Earnings, Soft PMIs, and Market Dynamics: Impact on Yields, Dollar, and Key Developments

Ed Moya Ed Moya 24.08.2023 12:47
Earnings and soft services PMIs sends yields and dollar lower Fed rate hike odds for September 20th meeting stand at 11% (down from yesterday’s 16%) Russian mercenary leader Prigozhin may have died in plane crash The US dollar remained near session lows against the Japanese yen after the Treasury’s mixed 20-year auction.  The bond market rally that started yesterday is holding up after decent demand saw a 4.499% yield, which was higher than the pre-sale yield of 4.490%, and obviously above the 3.954% prior 20-year bond auction.  Eventually the bond market will fixate over foreign demand, but for now the Treasury doesn’t seem to be seeing have any trouble with the extra issuance.   PMIs Both the dreadful eurozone PMIs and softening US ones helped keep the bond market rally going and that should help with the global disinflation process.

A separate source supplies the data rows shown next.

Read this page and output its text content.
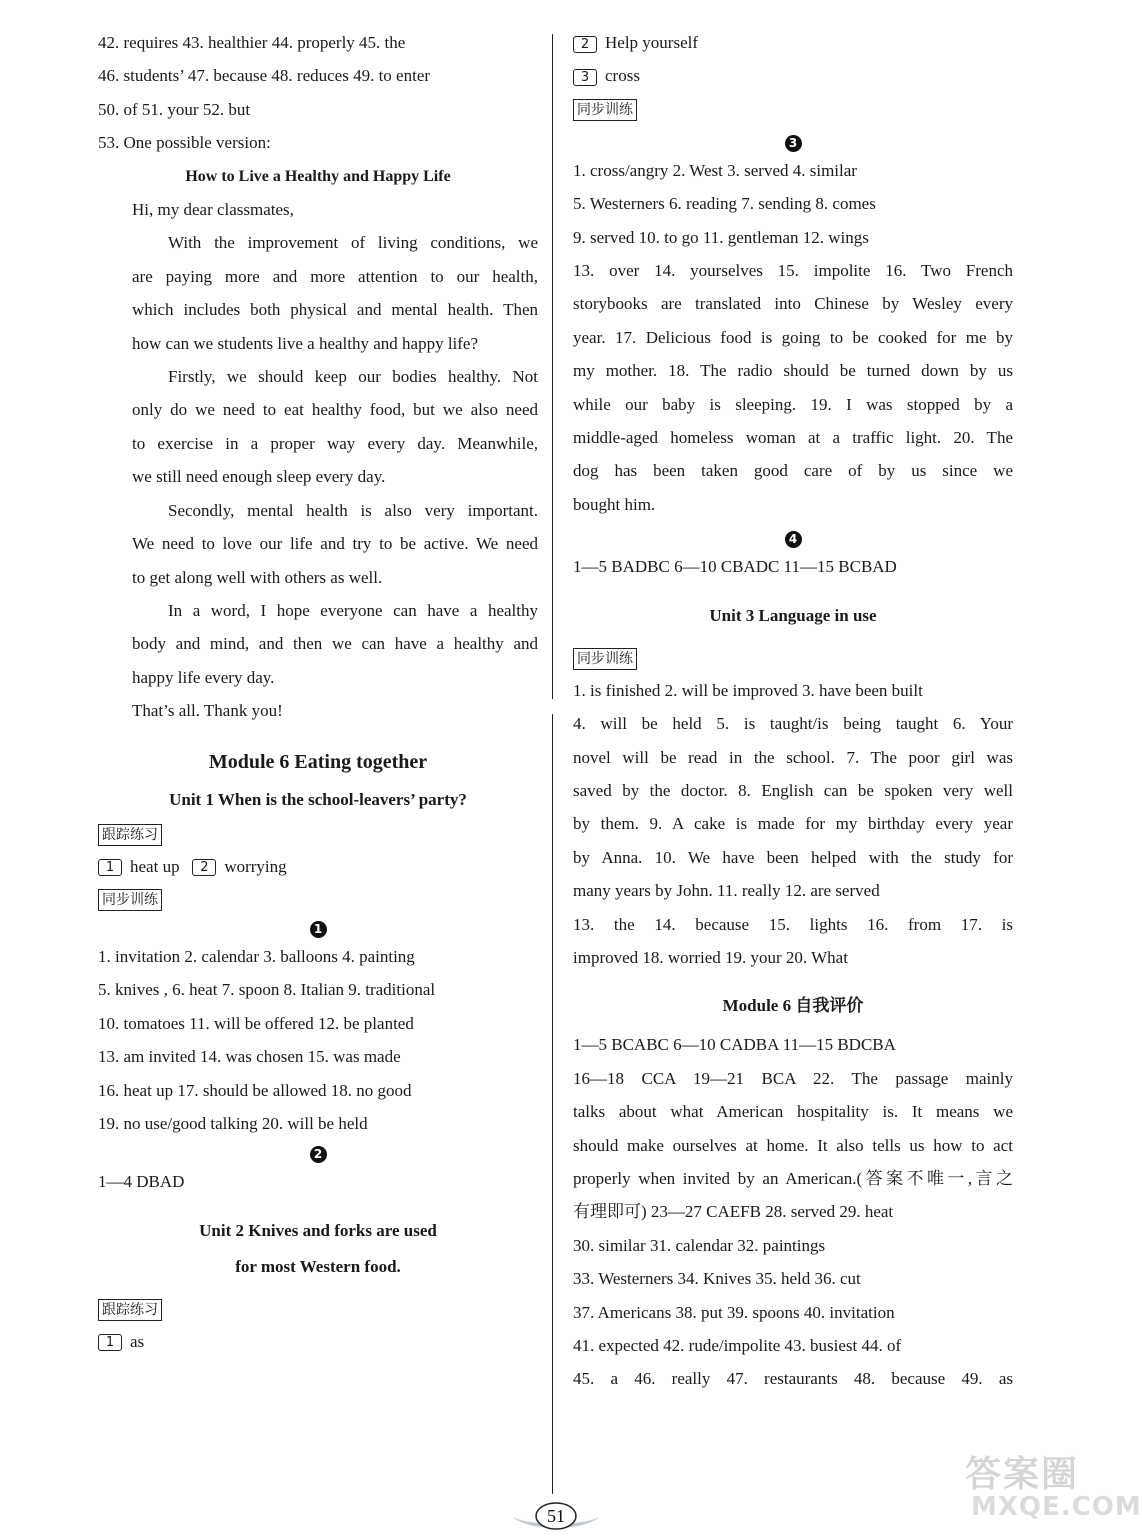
42. requires 43. healthier 44. properly 45. the
46. students’ 47. because 48. reduces 49. to enter
50. of 51. your 52. but
53. One possible version:
How to Live a Healthy and Happy Life
Hi, my dear classmates,
With the improvement of living conditions, we
are paying more and more attention to our health,
which includes both physical and mental health. Then
how can we students live a healthy and happy life?
Firstly, we should keep our bodies healthy. Not
only do we need to eat healthy food, but we also need
to exercise in a proper way every day. Meanwhile,
we still need enough sleep every day.
Secondly, mental health is also very important.
We need to love our life and try to be active. We need
to get along well with others as well.
In a word, I hope everyone can have a healthy
body and mind, and then we can have a healthy and
happy life every day.
That’s all. Thank you!
Module 6 Eating together
Unit 1 When is the school-leavers’ party?
跟踪练习
1 heat up 2 worrying
同步训练
1
1. invitation 2. calendar 3. balloons 4. painting
5. knives , 6. heat 7. spoon 8. Italian 9. traditional
10. tomatoes 11. will be offered 12. be planted
13. am invited 14. was chosen 15. was made
16. heat up 17. should be allowed 18. no good
19. no use/good talking 20. will be held
2
1—4 DBAD
Unit 2 Knives and forks are used
for most Western food.
跟踪练习
1 as
2 Help yourself
3 cross
同步训练
3
1. cross/angry 2. West 3. served 4. similar
5. Westerners 6. reading 7. sending 8. comes
9. served 10. to go 11. gentleman 12. wings
13. over 14. yourselves 15. impolite 16. Two French
storybooks are translated into Chinese by Wesley every
year. 17. Delicious food is going to be cooked for me by
my mother. 18. The radio should be turned down by us
while our baby is sleeping. 19. I was stopped by a
middle-aged homeless woman at a traffic light. 20. The
dog has been taken good care of by us since we
bought him.
4
1—5 BADBC 6—10 CBADC 11—15 BCBAD
Unit 3 Language in use
同步训练
1. is finished 2. will be improved 3. have been built
4. will be held 5. is taught/is being taught 6. Your
novel will be read in the school. 7. The poor girl was
saved by the doctor. 8. English can be spoken very well
by them. 9. A cake is made for my birthday every year
by Anna. 10. We have been helped with the study for
many years by John. 11. really 12. are served
13. the 14. because 15. lights 16. from 17. is
improved 18. worried 19. your 20. What
Module 6 自我评价
1—5 BCABC 6—10 CADBA 11—15 BDCBA
16—18 CCA 19—21 BCA 22. The passage mainly
talks about what American hospitality is. It means we
should make ourselves at home. It also tells us how to act
properly when invited by an American.(答案不唯一,言之
有理即可) 23—27 CAEFB 28. served 29. heat
30. similar 31. calendar 32. paintings
33. Westerners 34. Knives 35. held 36. cut
37. Americans 38. put 39. spoons 40. invitation
41. expected 42. rude/impolite 43. busiest 44. of
45. a 46. really 47. restaurants 48. because 49. as
51
答案圈
MXQE.COM
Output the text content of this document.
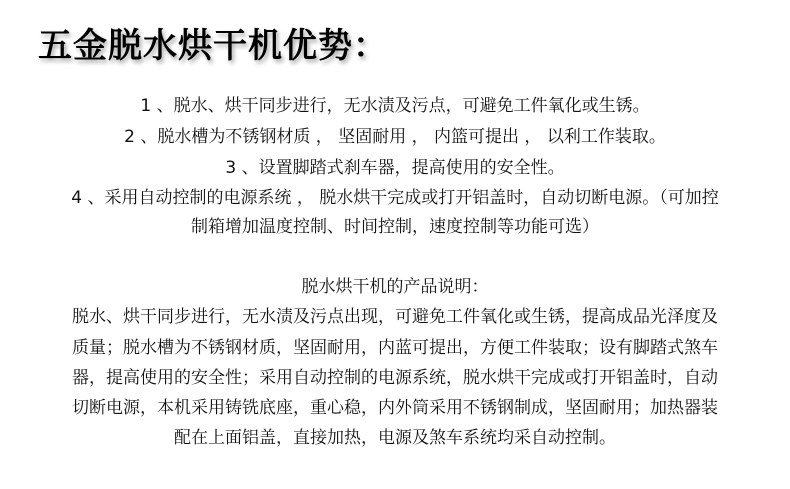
五金脱水烘干机优势：
1 、脱水、烘干同步进行，无水渍及污点，可避免工件氧化或生锈。
2 、脱水槽为不锈钢材质 ， 坚固耐用 ， 内篮可提出 ， 以利工作装取。
3 、设置脚踏式刹车器，提高使用的安全性。
4 、采用自动控制的电源系统 ， 脱水烘干完成或打开铝盖时，自动切断电源。（可加控
制箱增加温度控制、时间控制，速度控制等功能可选）
脱水烘干机的产品说明：
脱水、烘干同步进行，无水渍及污点出现，可避免工件氧化或生锈，提高成品光泽度及
质量；脱水槽为不锈钢材质，坚固耐用，内蓝可提出，方便工件装取；设有脚踏式煞车
器，提高使用的安全性；采用自动控制的电源系统，脱水烘干完成或打开铝盖时，自动
切断电源，本机采用铸铣底座，重心稳，内外筒采用不锈钢制成，坚固耐用；加热器装
配在上面铝盖，直接加热，电源及煞车系统均采自动控制。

Rates are coming down and so are Fed rate hiking expectations.   Earnings For a second consecutive quarter, Foot Locker significantly slashed their guidance.  Wall Street was already skeptical of how Foot Locker would finish the year, but the outlook just went from bad to abysmal.  Foot Locker suspended their dividend and cut their full-year sales and earnings guidance, noting softening trends in July. A tough consumer backdrop is only going to get worse, which could lead to a few ugly quarters for the footwear chain. Abercrombie & Fitch Co. earnings were the exact opposite to what came out of Foot Locker.  Abercrombie is raising their outlook as their customers appear to be bucking the trend we saw from Macy’s and Kohls.   All the signs are there for the outlook to get worse for the consumer. Mortgage rates are over 7% for the first time in nearly 2 decades.  Credit card debt just jumped over $1 trillion as Generation X has the highest balance.  The US job market is showing signs of cooling and that should continue as consumer spending softens.   USD/JPY daily chart     The USD/JPY chart is tentatively pulling back as global bond rates decline following weak global PMIs.  Despite the two-day slide, a bullish bias might remain if the long end of the curve sees rates remaining elevated.  If bearish momentum remains, the 142.75 will provide initial support.  To the upside the 147.50 provides key resistance, while the 150.00 level remains a key price barrier.